My favorite Dalio performance, however, remains his hilarious cynical old man schooling Art Garfunkel in "Catch-22."
Posted by: Steve Simels | April 20, 2010 at 08:08 AM
Awesome. He has some of my favorite moments in Casablanca - I love how much nuance he could get into that part, and his career is really something to admire. What a survivor.

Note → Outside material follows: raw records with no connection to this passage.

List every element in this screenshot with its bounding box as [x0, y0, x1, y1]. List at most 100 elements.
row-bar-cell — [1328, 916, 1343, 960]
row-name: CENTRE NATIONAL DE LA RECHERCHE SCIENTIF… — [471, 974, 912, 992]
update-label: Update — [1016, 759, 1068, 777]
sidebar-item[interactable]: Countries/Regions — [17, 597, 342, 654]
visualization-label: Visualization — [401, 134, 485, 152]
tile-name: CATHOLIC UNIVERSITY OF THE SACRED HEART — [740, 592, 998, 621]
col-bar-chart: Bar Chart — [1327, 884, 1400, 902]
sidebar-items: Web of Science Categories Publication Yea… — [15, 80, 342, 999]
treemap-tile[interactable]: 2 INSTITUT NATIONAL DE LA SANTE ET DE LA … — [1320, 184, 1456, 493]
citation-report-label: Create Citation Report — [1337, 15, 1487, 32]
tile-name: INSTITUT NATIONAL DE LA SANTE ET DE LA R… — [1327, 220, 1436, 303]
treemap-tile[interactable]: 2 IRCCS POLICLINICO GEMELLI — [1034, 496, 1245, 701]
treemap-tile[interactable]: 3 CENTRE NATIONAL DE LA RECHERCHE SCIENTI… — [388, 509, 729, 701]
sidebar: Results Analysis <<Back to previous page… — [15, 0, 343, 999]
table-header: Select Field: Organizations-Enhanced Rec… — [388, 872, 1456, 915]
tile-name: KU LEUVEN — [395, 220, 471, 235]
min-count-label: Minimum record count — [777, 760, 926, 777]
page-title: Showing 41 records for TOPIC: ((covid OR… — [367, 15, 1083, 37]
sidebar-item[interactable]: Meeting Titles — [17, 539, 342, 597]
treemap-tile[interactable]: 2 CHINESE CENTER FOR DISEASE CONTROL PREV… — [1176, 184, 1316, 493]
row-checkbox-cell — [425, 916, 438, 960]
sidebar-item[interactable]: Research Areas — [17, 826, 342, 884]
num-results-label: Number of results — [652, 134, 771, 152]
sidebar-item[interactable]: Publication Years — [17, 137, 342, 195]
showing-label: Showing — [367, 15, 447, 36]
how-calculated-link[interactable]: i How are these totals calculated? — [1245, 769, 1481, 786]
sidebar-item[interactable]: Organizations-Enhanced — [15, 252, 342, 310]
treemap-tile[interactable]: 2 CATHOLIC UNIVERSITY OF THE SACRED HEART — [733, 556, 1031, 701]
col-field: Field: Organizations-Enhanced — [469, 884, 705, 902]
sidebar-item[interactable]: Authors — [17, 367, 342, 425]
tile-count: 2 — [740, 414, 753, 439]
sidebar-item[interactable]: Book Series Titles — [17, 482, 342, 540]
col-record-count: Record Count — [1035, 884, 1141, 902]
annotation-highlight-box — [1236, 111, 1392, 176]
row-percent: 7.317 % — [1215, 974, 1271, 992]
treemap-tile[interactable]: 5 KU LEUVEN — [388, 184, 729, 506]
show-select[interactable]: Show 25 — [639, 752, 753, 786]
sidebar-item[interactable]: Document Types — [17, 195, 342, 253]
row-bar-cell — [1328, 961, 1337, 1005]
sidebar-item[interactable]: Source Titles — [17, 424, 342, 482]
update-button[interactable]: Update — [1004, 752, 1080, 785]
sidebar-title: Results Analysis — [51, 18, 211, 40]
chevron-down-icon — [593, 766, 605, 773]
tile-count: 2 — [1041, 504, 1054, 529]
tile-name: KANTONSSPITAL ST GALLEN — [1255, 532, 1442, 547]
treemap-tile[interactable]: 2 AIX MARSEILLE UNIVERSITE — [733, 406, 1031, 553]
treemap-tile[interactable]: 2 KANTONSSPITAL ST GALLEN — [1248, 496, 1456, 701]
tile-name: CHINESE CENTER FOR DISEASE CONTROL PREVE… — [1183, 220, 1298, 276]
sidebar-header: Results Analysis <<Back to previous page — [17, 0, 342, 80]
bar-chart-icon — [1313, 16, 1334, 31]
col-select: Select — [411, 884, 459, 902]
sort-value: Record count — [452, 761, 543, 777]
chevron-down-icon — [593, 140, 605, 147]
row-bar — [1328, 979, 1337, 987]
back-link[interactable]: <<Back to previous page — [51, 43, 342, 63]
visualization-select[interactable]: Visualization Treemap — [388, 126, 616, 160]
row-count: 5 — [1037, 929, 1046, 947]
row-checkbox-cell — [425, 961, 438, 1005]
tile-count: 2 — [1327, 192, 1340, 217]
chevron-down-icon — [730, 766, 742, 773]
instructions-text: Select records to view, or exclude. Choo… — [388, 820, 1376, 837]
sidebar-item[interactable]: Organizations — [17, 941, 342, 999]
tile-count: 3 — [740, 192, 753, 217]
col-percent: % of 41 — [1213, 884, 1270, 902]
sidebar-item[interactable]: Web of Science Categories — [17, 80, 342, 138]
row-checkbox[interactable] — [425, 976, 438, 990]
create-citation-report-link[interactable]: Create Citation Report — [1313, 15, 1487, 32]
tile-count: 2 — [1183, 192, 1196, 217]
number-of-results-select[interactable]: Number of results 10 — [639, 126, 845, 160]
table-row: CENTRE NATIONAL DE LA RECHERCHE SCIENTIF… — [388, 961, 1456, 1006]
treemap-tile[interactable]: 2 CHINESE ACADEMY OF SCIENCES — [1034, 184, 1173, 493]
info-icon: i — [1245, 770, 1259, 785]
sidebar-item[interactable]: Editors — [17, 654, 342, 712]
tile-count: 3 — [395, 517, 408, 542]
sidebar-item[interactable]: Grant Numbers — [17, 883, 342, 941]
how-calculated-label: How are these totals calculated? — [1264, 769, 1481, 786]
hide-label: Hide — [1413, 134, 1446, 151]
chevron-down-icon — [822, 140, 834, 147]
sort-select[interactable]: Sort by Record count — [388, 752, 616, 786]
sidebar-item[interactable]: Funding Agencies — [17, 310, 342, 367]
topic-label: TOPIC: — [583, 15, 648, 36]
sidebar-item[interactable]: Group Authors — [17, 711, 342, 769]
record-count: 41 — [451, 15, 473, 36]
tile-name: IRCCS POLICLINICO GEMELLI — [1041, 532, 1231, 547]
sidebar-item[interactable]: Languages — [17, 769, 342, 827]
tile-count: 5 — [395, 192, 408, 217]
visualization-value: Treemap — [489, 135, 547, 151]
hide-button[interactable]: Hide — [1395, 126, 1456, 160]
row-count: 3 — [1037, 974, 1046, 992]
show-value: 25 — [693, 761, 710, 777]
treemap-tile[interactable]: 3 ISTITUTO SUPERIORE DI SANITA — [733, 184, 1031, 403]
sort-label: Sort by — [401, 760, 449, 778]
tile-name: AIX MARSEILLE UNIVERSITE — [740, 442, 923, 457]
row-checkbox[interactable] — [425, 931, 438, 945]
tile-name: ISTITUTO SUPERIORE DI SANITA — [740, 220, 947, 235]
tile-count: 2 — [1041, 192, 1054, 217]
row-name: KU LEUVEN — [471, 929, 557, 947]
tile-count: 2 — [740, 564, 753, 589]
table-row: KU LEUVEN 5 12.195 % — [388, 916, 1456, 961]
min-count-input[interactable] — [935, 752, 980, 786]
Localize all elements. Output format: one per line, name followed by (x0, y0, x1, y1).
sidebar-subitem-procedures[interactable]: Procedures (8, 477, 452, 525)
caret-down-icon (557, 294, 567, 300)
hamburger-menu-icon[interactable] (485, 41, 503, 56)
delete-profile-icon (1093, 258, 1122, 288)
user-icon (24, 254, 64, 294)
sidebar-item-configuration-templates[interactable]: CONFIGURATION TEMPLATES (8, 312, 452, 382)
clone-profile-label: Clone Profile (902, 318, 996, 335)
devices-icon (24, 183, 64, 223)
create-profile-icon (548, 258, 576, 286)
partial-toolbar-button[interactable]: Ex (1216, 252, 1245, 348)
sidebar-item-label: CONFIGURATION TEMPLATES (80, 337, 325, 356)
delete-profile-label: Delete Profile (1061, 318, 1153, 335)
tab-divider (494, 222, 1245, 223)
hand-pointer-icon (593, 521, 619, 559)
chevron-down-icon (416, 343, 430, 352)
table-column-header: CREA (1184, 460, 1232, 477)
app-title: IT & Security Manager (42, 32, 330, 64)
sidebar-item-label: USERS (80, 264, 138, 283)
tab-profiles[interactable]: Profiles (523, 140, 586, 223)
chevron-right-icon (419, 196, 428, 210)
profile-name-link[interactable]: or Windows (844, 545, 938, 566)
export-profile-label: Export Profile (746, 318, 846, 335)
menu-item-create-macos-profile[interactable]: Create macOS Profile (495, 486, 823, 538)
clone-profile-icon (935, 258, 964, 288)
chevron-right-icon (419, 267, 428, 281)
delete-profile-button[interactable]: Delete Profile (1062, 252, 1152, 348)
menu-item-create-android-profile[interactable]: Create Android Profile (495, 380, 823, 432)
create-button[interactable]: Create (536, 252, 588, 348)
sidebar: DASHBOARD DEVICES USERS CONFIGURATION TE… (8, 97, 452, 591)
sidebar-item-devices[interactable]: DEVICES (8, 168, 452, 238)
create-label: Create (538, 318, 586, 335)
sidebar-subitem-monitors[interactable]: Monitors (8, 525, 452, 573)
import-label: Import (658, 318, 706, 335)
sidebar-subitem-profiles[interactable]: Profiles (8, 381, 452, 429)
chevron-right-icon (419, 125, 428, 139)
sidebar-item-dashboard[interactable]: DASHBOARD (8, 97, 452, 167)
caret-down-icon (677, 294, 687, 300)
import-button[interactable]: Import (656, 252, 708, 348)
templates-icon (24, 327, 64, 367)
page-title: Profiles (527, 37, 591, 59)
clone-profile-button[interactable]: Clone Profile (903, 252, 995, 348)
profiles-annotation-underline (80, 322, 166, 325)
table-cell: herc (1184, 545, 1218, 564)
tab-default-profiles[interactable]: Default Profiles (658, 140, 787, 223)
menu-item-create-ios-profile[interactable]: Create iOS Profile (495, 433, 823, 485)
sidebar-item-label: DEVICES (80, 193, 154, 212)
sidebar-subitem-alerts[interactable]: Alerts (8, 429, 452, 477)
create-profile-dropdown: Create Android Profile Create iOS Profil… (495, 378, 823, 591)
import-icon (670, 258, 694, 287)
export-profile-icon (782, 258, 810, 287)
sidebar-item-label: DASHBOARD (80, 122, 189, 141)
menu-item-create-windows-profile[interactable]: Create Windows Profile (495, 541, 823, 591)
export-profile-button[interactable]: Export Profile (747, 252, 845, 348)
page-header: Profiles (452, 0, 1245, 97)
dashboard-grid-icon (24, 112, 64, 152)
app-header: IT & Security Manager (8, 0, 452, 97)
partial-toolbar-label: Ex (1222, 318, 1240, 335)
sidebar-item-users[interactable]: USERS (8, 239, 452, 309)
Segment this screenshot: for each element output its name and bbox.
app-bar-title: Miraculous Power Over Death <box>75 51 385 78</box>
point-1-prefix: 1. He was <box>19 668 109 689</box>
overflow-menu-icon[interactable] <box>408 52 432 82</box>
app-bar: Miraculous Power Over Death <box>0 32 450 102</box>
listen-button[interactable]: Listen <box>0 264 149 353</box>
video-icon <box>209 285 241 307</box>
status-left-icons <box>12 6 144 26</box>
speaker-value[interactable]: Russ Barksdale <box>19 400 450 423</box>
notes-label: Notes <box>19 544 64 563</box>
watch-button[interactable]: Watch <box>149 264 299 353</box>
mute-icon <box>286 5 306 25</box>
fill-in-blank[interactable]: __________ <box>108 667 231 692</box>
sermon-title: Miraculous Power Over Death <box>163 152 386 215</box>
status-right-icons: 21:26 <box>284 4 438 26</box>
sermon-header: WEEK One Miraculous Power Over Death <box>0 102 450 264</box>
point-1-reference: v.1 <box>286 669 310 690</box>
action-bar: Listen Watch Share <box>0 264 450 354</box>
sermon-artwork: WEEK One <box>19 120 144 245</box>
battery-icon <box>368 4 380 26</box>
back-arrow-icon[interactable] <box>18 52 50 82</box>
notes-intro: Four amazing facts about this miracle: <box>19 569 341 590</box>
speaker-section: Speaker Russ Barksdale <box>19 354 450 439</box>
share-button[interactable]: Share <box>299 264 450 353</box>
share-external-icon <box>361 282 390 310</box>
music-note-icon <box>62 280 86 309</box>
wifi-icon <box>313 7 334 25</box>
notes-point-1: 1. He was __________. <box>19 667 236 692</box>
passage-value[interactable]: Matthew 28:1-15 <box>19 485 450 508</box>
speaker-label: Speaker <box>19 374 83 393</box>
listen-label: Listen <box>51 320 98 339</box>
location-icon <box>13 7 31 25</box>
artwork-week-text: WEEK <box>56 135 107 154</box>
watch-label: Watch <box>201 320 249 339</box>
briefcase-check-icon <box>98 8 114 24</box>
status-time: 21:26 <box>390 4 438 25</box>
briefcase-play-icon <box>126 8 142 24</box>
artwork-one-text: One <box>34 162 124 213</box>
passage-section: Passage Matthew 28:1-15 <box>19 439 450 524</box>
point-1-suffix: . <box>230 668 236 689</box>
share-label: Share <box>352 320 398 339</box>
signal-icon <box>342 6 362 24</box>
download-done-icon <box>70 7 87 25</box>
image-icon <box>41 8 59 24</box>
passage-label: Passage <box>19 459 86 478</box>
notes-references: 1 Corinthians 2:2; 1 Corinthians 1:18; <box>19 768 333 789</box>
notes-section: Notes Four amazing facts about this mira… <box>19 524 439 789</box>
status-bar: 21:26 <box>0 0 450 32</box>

Posted by: sheila | April 20, 2010 at 11:09 AM
Karen Green was reminding me that Dalio also has a great turn as Grandpere Bonnard in The Happy Time:
Susan Bonnard: Where are you going?
Grandpere: Out.
Susan: You should be in bed.
Grandpere: It is only a matter of time.
Posted by: The Siren | April 20, 2010 at 11:12 AM
He's great in "To Have and Have Not" obviously as well. But of course, his hallmark in that close-up in La Regle when he shows off his new toy to the adoring audience. Dare I say, maybe the best use of the close-up in film history?
Posted by: Brian | April 20, 2010 at 12:51 PM
It would be a nice thought, but you've got your babes mixed up in Casablanca. The good Capitaine lost the sultry Brandel girl in the wheel fix, but I'm sure he snagged Rick's extravagant throw-away Yvonne sooner than later.
Posted by: Vanwall | April 20, 2010 at 03:34 PM
Maybe my favorite Dalio moment: when he realizes Gabin and Parlo have slept together, then steps forward to shake their hands--Parlo's first.